Il motore dell’eurozona si è inceppato. L’industria tedesca frena ancora e segna il peggior risultato da 10 anni. A ottobre la produzione industriale è scesa dell’1,7% rispetto a settembre, quando era calata dello 0,6%, mentre le attese erano per un piccolo rialzo (+0,1%), e crolla del 5,3%, ai minimi dal 2009, segnala Capital Economics.
Il declino riflette le difficoltà di un settore manifatturiero fortemente orientato all’export come quello tedesco, colpito duramente dalla guerra sui dazi tra Usa e Cina, che resta una questione ancora aperta. Ma pesa anche l’incertezza sulla Brexit. Tra i settori più penalizzati c’è l’industria automobilistica, che in Germania dà lavoro a 830 mila persone in modo diretto, e a 2 milioni di lavoratori dell’indotto. Qui la produzione è diminuita del 5,6% rispetto a settembre, crollando del 14,4% su base tendenziale, anche a causa delle nuove regole sulle emissioni di Co2 e della transizione verso l’elettrico.
La frenata, che si aggiunge al calo degli ordini a settembre, risveglia i timori sull’andamento del Pil nel quarto trimestre, anche se l’Ifo proprio ieri ha segnalato che il calo del manifatturiero sarà un po’ più lento di quanto previsto.
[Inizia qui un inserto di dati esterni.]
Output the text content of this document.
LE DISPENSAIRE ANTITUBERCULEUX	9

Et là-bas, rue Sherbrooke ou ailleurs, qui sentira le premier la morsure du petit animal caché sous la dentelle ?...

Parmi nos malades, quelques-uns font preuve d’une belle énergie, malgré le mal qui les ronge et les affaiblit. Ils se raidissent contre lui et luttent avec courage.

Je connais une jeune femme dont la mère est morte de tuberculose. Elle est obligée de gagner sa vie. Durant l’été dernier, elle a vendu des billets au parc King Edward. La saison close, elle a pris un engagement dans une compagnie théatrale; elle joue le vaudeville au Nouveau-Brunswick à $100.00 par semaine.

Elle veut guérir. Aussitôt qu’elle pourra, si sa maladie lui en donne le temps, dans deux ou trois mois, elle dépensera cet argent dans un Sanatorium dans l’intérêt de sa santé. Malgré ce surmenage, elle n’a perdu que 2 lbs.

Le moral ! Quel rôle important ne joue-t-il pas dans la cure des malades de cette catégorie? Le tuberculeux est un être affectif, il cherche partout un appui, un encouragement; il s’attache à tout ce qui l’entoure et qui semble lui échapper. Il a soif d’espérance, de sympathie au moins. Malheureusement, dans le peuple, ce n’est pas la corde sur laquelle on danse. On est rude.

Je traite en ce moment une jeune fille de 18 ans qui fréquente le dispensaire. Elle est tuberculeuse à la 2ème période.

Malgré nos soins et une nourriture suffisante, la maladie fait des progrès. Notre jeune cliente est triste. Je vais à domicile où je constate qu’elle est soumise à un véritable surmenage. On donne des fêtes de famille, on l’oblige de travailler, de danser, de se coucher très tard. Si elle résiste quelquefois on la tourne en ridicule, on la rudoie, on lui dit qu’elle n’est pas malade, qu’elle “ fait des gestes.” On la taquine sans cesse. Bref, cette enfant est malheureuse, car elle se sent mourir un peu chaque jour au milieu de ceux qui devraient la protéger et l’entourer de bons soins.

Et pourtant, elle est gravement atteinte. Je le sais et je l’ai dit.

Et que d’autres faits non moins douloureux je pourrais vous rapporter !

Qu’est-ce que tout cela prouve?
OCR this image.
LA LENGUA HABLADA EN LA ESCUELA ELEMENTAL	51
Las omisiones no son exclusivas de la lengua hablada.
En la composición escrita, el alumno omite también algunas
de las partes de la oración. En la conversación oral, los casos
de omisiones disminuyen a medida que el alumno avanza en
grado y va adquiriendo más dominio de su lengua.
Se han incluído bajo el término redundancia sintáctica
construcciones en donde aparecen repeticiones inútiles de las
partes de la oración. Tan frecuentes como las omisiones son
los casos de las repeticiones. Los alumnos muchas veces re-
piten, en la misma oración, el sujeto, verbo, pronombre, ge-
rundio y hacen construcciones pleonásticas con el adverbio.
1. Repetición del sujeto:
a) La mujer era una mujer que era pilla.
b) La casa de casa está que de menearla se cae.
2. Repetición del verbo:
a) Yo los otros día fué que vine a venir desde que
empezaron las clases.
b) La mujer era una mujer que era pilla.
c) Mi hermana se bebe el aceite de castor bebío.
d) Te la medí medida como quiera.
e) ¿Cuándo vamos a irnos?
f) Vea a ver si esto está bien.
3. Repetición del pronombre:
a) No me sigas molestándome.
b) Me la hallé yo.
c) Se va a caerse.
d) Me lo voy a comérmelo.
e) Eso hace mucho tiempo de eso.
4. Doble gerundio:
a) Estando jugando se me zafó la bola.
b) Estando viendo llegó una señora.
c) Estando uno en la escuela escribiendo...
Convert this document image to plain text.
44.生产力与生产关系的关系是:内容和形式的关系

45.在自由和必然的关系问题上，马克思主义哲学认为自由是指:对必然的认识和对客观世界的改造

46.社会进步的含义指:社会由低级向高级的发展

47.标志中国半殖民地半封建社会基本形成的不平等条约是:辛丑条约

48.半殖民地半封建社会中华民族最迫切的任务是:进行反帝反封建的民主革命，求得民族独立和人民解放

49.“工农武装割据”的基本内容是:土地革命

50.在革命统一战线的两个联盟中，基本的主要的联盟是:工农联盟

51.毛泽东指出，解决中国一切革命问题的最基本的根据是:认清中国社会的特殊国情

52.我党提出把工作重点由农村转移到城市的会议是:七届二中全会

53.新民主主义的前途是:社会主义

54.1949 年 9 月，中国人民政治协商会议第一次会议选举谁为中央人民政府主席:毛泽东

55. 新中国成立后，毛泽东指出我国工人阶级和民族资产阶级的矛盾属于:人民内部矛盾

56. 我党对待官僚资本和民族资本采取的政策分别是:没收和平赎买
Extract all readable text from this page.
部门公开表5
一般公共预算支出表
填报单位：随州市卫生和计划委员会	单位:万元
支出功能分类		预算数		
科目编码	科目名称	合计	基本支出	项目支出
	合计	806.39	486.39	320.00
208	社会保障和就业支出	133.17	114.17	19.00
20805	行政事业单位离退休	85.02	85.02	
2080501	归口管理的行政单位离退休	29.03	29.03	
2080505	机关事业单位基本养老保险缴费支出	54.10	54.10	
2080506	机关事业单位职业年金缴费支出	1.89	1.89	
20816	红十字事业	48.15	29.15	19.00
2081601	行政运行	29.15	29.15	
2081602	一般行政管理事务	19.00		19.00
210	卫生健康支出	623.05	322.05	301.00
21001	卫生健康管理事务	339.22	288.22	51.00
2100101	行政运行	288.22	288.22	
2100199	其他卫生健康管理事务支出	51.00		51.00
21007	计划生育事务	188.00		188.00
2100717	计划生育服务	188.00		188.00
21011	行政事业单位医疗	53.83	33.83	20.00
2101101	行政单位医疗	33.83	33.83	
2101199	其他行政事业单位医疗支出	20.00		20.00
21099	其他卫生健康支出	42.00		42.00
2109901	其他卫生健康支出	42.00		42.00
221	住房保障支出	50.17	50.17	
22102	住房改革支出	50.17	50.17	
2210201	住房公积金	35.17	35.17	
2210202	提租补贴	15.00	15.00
L’economia tedesca è cresciuta solo dello 0,1% nel terzo trimestre, evitando per un soffio la recessione, dopo la contrazione dello 0,2% nel secondo trimestre. Ma «ora la recessione nei prossimi trimestri appare più probabile che non», scrive nella Lettera ai clienti Andrew Kenningham di Capital Economics. Con inevitabili conseguenze sull’eurozona.
È una cattiva notizia in particolare per l’Italia, di cui la Germania è il primo partner commerciale. La conferma arriva dai valori dell’indicatore anticipatore elaborato dall’Istat, che suggeriscono il proseguimento della debolezza dell’attività economica. Nell’ultima parte dell’anno, si legge nella Nota mensile, il Pil dovrebbe mantenere ritmi modesti e la crescita in media annua attestarsi allo 0,2%. Per le buone notizie bisogna guardare oltreoceano. A novembre l’economia americana ha creato 266 mila nuovi posti di lavoro, molto di più dei 180 mila attesi, e il tasso di disoccupazione è sceso dal 3,6 al 3,5%, al minimo dal 1969.